This post is in response to Laurie’s post ‘The devil is in the details,’ where she rues the lack of sufficient instruction in English grammar nowadays.
The picture she’s put up for her post reminds me of a sticker that my dad had on his bookshelf showing a desperate boy, probably a foreign student, who had three sentences written down and struck out:
I is a student.
I be a student.
I are a student.
We had a lot of English grammar (synonymous for us with ‘Wren and Martin’) in school. We also had to learn grammar for the other Indian languages that we learned.

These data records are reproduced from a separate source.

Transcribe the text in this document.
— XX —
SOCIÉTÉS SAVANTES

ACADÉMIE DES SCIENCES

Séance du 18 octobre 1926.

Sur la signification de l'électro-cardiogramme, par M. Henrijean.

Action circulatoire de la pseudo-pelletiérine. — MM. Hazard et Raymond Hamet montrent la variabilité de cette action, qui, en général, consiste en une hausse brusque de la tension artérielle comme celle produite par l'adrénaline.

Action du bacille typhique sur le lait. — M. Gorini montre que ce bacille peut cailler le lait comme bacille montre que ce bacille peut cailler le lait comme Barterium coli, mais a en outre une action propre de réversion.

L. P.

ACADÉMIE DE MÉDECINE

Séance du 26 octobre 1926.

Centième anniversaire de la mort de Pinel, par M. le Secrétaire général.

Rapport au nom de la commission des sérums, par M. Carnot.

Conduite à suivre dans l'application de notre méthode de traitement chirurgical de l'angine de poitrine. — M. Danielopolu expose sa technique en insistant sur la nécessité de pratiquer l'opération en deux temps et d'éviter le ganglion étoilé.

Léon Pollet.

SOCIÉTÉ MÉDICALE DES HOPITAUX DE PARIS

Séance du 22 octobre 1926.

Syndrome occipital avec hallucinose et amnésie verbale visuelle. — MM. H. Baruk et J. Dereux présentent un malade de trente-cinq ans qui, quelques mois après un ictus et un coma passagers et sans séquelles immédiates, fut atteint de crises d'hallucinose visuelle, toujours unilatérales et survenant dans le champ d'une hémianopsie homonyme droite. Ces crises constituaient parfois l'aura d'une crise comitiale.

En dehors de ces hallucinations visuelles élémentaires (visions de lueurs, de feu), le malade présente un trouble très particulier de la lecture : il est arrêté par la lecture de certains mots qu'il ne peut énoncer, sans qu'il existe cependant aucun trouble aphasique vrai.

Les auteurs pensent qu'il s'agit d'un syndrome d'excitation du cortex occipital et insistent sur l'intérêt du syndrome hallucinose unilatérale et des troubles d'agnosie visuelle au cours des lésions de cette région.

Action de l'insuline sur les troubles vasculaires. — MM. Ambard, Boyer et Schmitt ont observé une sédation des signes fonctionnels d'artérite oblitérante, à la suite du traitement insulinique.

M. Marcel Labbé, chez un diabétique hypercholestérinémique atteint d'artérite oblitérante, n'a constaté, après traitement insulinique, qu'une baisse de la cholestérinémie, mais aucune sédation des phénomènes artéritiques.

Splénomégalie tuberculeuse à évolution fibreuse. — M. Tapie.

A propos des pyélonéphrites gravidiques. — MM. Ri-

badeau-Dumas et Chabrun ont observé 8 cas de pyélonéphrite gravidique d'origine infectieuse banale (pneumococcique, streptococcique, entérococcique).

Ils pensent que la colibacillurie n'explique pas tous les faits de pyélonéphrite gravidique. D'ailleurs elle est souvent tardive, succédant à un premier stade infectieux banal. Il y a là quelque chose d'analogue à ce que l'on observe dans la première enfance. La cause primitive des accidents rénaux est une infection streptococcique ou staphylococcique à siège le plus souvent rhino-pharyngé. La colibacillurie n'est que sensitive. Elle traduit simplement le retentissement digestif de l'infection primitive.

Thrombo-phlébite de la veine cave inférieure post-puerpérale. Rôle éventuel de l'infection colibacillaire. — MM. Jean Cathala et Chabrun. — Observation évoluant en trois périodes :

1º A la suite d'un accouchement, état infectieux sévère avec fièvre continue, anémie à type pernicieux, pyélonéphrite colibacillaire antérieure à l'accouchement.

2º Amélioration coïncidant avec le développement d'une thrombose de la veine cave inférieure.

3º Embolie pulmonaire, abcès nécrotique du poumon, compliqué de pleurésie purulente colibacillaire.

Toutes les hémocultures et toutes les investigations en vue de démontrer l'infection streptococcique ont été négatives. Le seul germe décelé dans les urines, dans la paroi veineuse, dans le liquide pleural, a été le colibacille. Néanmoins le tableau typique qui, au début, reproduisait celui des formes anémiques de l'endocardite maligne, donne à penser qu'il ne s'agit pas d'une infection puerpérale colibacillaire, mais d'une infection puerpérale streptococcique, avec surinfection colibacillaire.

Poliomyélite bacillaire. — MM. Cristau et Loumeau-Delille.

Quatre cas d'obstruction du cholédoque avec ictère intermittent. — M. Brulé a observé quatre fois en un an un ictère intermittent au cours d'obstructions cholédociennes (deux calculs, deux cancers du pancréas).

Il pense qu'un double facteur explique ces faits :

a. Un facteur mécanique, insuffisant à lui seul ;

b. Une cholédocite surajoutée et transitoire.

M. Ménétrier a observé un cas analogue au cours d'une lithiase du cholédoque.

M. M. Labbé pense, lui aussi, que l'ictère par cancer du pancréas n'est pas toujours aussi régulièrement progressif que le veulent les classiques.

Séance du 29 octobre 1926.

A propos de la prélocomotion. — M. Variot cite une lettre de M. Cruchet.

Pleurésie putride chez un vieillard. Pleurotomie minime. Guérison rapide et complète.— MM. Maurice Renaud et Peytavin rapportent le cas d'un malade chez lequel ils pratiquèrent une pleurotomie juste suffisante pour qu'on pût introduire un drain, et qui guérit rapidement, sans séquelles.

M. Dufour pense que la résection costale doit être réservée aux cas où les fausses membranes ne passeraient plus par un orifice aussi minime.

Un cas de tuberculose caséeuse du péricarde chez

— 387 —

English was my first language in school and the medium of instruction. Although my mother tongue is Tamil, I did not study it in school, and so my second language was Hindi. But I hardly spoke Hindi. Unfortunately, the method of teaching Hindi required that the student know the language already. For eight years or so, I really learned little from my Hindi classes. There seemed no hope for the likes of me, and if I did not pass the board exam, I would not be able to go to college.
Suddenly things changed. My principal Mr. Flack, an Australian, became our teacher for Hindi grammar. He taught Hindi as if it were a foreign language. My classmates found his method dreary and dull. But to me, things began to make sense; I understood the syntax. Today, thanks to those classes, I can speak Hindi enough to communicate.
My children also studied Hindi. They knew even less Hindi than I had known. The education system in India is fodder for another post, and suffice to say that I was fed up. The only way I knew to make them pass each year was to make tunes for everything in their Hindi books and they literally sang their way through their exams. It was pathetic. In Std 8, my daughter Prisy changed over to French from Hindi. Suddenly, she was doing really well. It doesn’t take long to guess, does it, why this was the case? She was being taught French as a foreign language. The teacher was taking the trouble to really explain grammar and syntax. It was even more interesting when she began to understand things that she had studied in her Hindi classes through ‘French’ eyes, although she no longer was studied Hindi.
So my opinion is that:
- Grammar unravels mysteries of language for foreign students.
- If you find grammar hard, try to take a course that is designed for foreign students.